Но он знал, откуда они. Ему положительно нездоровится от вечерних чаепитий у учителя Хрума. Когда говорят вполголоса. Когда вздрагивают при стуке в дверь. Когда друг другу не доверяют.

И зачем все это? Чтобы рассказать кучу антисоветских анекдотов, повздыхать, поспорить о том, как будет «тогда»? Чтобы Хрум восклицал патетически: «О юношество, юношество! Вы – наша надежда, и вы – наша слава!» Чтобы Никита Ковалев хлопал Воробейчика по плечу и говорил ему поощрительно: «Рува Воробейчик, тебя ждет блестящая будущность»?

А пока у Рувы – ни настоящего, ни будущего. Отец косо поглядывает на покрывающееся щетиной и прыщами лицо Рувки, мать подсаживается после обеда и ласково глядит в глаза:

– Ну, что это будет, Рува, а? Ну, что это будет дальше? Кем ты будешь?

Школа висит на ногах, как стопудовая гиря, – школу нужно кончить. А дальше? Где блестящая будущность? В контору или к отцу в магазин?

– Он, тяжела ты, шапка Мони Маха!

Он проходит боком, стараясь незамеченным добраться до своего класса. Около доски с плакатами бурлит толпа. Оттуда вырывается хриплый Алешин голос.

Там стоят Алеша, Лукьянов, Юлька, и Лукьянов вытирает рукавом пот со лба и говорит улыбаясь:

– Разобрало! – И наклоняется к Юльке. – После третьего урока поставим на голоса.

Иногда Алеша, оборачиваясь к Лукьянову, видел улыбку и хмурился.

«Чего смеяться? Смеяться нечего! – думал он. Сам он был напряженно серьезен и все ждал: – Что ж Ковалев? Где он?»

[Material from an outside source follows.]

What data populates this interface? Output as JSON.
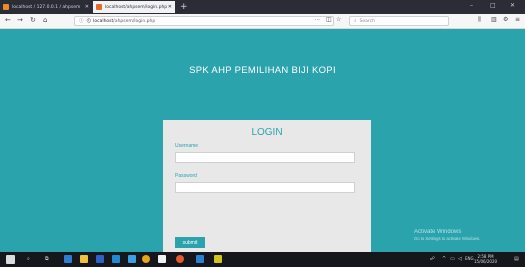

Щуря близорукие, припухлые глаза, к нему подошел сутуловатый молчаливый Колтунов. Он полез в карман, вытащил футляр, вынул очки, подышал на них, потом стал зачем‑то тыкать платок в футляр. Тыкал долго, пока наконец не сообразил, что платку не место в футляре. Спрятал платок в карман и наконец надел очки. Они были узкие, формы голубиного яйца, в тусклой железной оправе. Оправа эта досталась Колтунову от покойного отца.

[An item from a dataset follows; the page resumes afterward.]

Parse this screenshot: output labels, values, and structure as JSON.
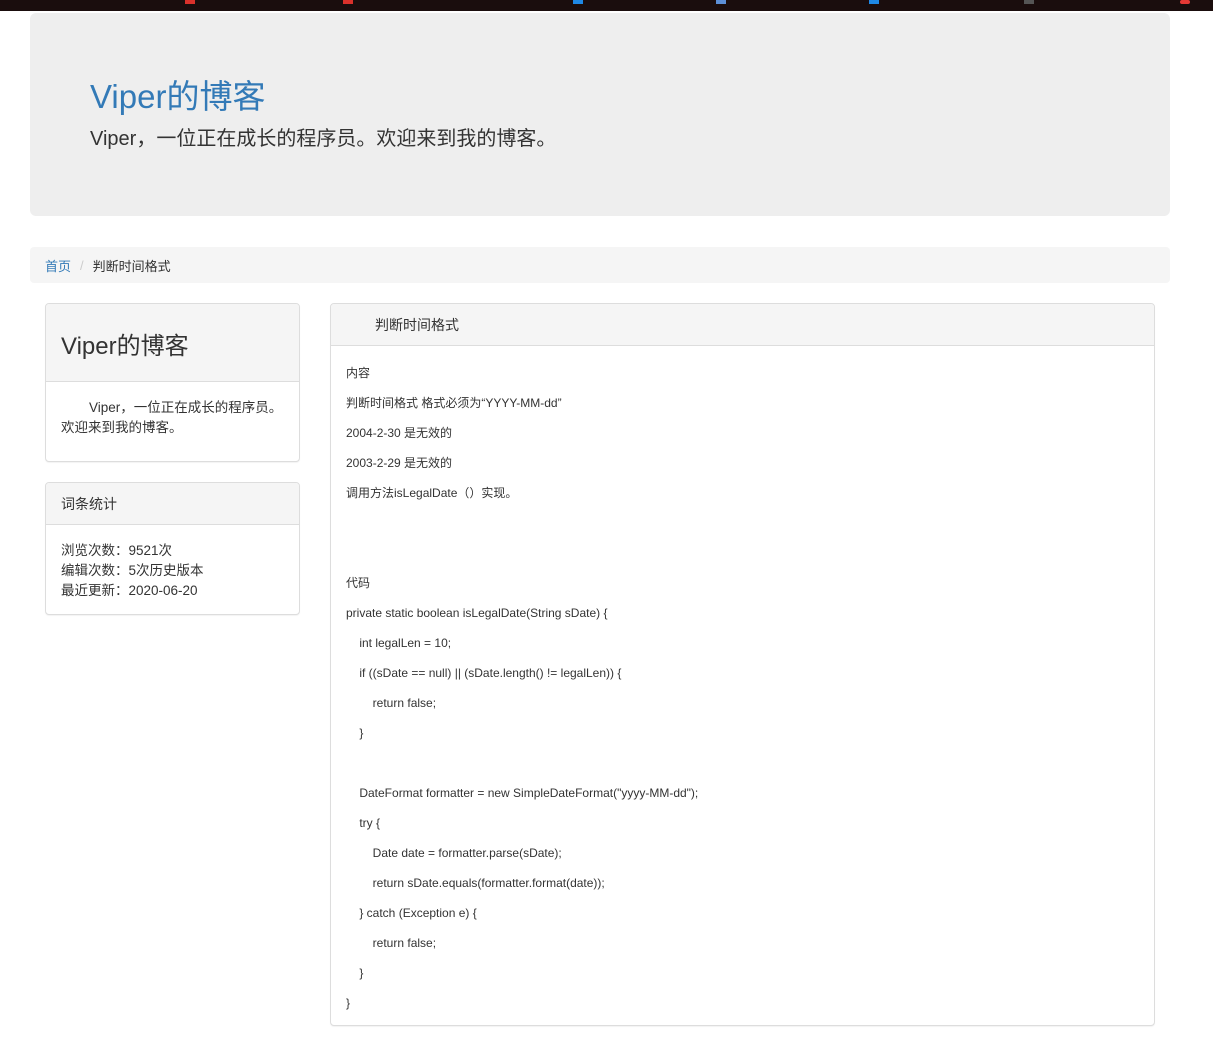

Сразу выступили из вечерних сумерек предметы, и лица стали ясными, отчетливыми, даже слишком отчетливыми, что делало их неприятными: может быть, поэтому очень близорукий Колтунов не любил носить очки. Через стекла увидел Колтунов, что курносый носик Юльки весь в дружных смешных веснушках, а по ее красному лбу ползут тяжелые круглые капельки пота.

– В‑ваша в‑выдумка? – спросил он неодобрительно Алешу. – 3‑вачем? – И пожал плечами.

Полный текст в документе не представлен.